Taking a historical perspective, it seems likely that memetics has been hindered by real scientists not wanting to associate themselves with the work of folks such as Richard Brodie and Aaron Lynch.

Evolutionary psychology illustrates the down-side of popular interpretations producing inaccuracies. There's a whole bunch of scientists that view evolutionary psychology as a giant cess-pool of poor-quality scientific speculations.

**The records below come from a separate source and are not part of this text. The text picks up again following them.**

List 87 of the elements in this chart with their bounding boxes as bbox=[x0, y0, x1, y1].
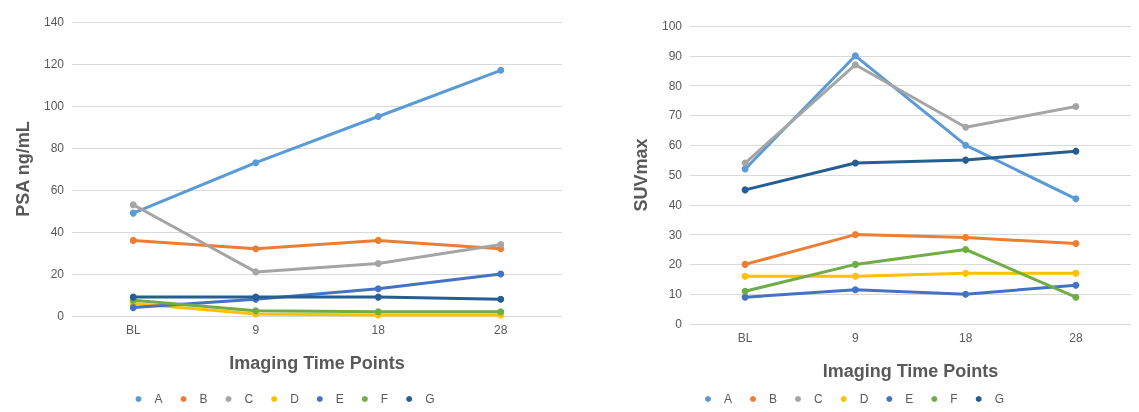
point bbox=[1072, 281, 1080, 289]
y-tick-label: 100 bbox=[43, 99, 65, 113]
point bbox=[1072, 147, 1080, 155]
point bbox=[497, 66, 505, 74]
point bbox=[851, 286, 859, 294]
point bbox=[374, 236, 382, 244]
point bbox=[1072, 195, 1080, 203]
point bbox=[741, 186, 749, 194]
x-tick-label: 28 bbox=[1069, 331, 1083, 345]
x-tick-label: BL bbox=[737, 331, 753, 345]
y-tick-label: 100 bbox=[661, 19, 683, 33]
y-tick-label: 10 bbox=[668, 287, 683, 302]
point bbox=[1072, 102, 1080, 110]
y-tick-label: 60 bbox=[668, 138, 683, 153]
legend-label: C bbox=[814, 392, 823, 406]
y-tick-label: 20 bbox=[50, 267, 65, 281]
legend-label: E bbox=[335, 392, 344, 406]
point bbox=[252, 159, 260, 167]
legend-label: B bbox=[199, 392, 208, 406]
point bbox=[962, 290, 970, 298]
point bbox=[374, 285, 382, 293]
legend-label: D bbox=[859, 392, 869, 406]
x-tick-label: 28 bbox=[494, 323, 508, 337]
y-tick-label: 90 bbox=[668, 48, 683, 63]
point bbox=[851, 260, 859, 268]
point bbox=[129, 209, 137, 217]
point bbox=[851, 61, 859, 69]
x-axis-title: Imaging Time Points bbox=[822, 361, 999, 381]
point bbox=[851, 272, 859, 280]
y-axis-title: PSA ng/mL bbox=[13, 121, 33, 217]
legend-label: F bbox=[380, 392, 389, 406]
point bbox=[374, 260, 382, 267]
point bbox=[129, 236, 137, 244]
point bbox=[741, 272, 749, 280]
x-tick-label: BL bbox=[125, 323, 141, 337]
point bbox=[741, 287, 749, 295]
point bbox=[1072, 293, 1080, 301]
y-tick-label: 50 bbox=[668, 168, 683, 182]
point bbox=[962, 141, 970, 149]
legend-label: F bbox=[950, 392, 958, 406]
y-tick-label: 140 bbox=[43, 15, 65, 29]
legend-label: E bbox=[905, 392, 914, 406]
point bbox=[851, 231, 859, 239]
point bbox=[962, 123, 970, 131]
y-tick-label: 0 bbox=[675, 317, 683, 331]
point bbox=[962, 156, 970, 164]
y-tick-label: 70 bbox=[668, 108, 683, 123]
point bbox=[1072, 269, 1080, 277]
y-axis-title: SUVmax bbox=[631, 138, 651, 212]
point bbox=[129, 304, 137, 312]
point bbox=[374, 113, 382, 120]
legend-label: G bbox=[994, 392, 1005, 406]
y-tick-label: 0 bbox=[57, 309, 65, 323]
x-axis-title: Imaging Time Points bbox=[229, 353, 405, 373]
y-tick-label: 60 bbox=[50, 183, 65, 197]
point bbox=[962, 269, 970, 277]
point bbox=[497, 241, 505, 249]
point bbox=[1072, 240, 1080, 248]
y-tick-label: 80 bbox=[668, 78, 683, 93]
legend-label: B bbox=[769, 392, 778, 406]
legend-label: G bbox=[425, 392, 435, 406]
point bbox=[741, 260, 749, 268]
y-tick-label: 30 bbox=[668, 227, 683, 242]
point bbox=[851, 52, 859, 60]
point bbox=[252, 245, 260, 253]
legend-label: D bbox=[290, 392, 300, 406]
point bbox=[497, 295, 505, 303]
y-tick-label: 20 bbox=[668, 257, 683, 272]
point bbox=[741, 159, 749, 167]
point bbox=[374, 293, 382, 301]
y-tick-label: 80 bbox=[50, 141, 65, 155]
y-tick-label: 120 bbox=[43, 57, 65, 71]
x-tick-label: 9 bbox=[852, 331, 860, 345]
point bbox=[497, 270, 505, 278]
legend-label: A bbox=[154, 392, 163, 406]
point bbox=[962, 246, 970, 253]
legend-label: A bbox=[724, 392, 733, 406]
x-tick-label: 18 bbox=[371, 323, 386, 337]
point bbox=[129, 201, 137, 209]
point bbox=[252, 268, 260, 276]
y-tick-label: 40 bbox=[50, 225, 65, 239]
point bbox=[851, 159, 859, 167]
y-tick-label: 40 bbox=[668, 197, 683, 212]
x-tick-label: 9 bbox=[252, 323, 260, 337]
x-tick-label: 18 bbox=[958, 331, 973, 345]
point bbox=[962, 234, 970, 242]
legend-label: C bbox=[244, 392, 254, 406]
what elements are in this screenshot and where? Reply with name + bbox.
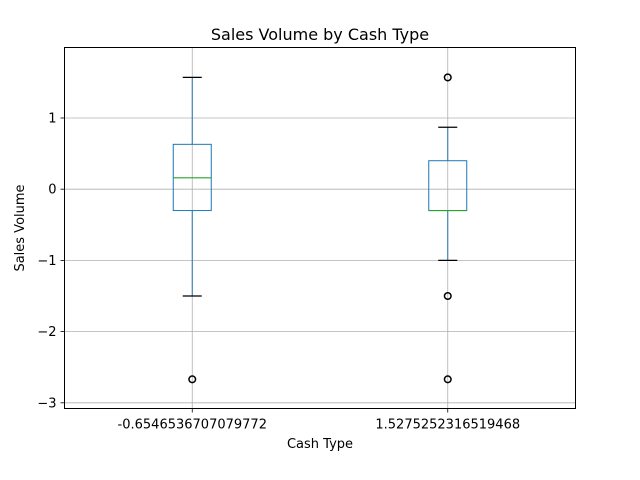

While I don't think this is a defensible attitude towards evolutionary psychology, I can understand that looking down on dodgy science probably plays a signalling role for scientists.

Should memetics take care to avoid the fate of evolutionary psychology in this area? I'm inclined to think that a wealth of memetics "just so stories" are inevitable at this stage - and that there's not much that can be done about this.

Indeed, it seems to me that evolutionary psychology has suffered little from its reputation for consisting of just-so stories. Instead, if anything, controversy appears to have attracted attention to the ideas associated with the field. Sometimes, marketers claim that there's no such thing as bad publicity. Evolutionary psychology seems to illustrate this idea.

Memetics also seems to have considerable potential for controversy. Where evolutionary psychology focuses on human universals, memetics studies the causes of differences between humans. This is a potentially sensitive subject area touching on areas such as inequality, xenophobia, political differences and religion. One one hand this makes it all the more important to get the science in these areas right. However, it may also offers memetics controversy-based marketing opportunities. The recent piece of pop memetics This Video Will Make You Angrydescribes how warring memeplexes attract attention and energy of netizens. The term "meme" has does a good job recently of hitch-hiking - its way to success - by attaching itself to highly-spreadable viral content. Perhaps the term "memetics" can do something similar - by hitch-hiking on controversial scientific content relating to topics such as politics and religion.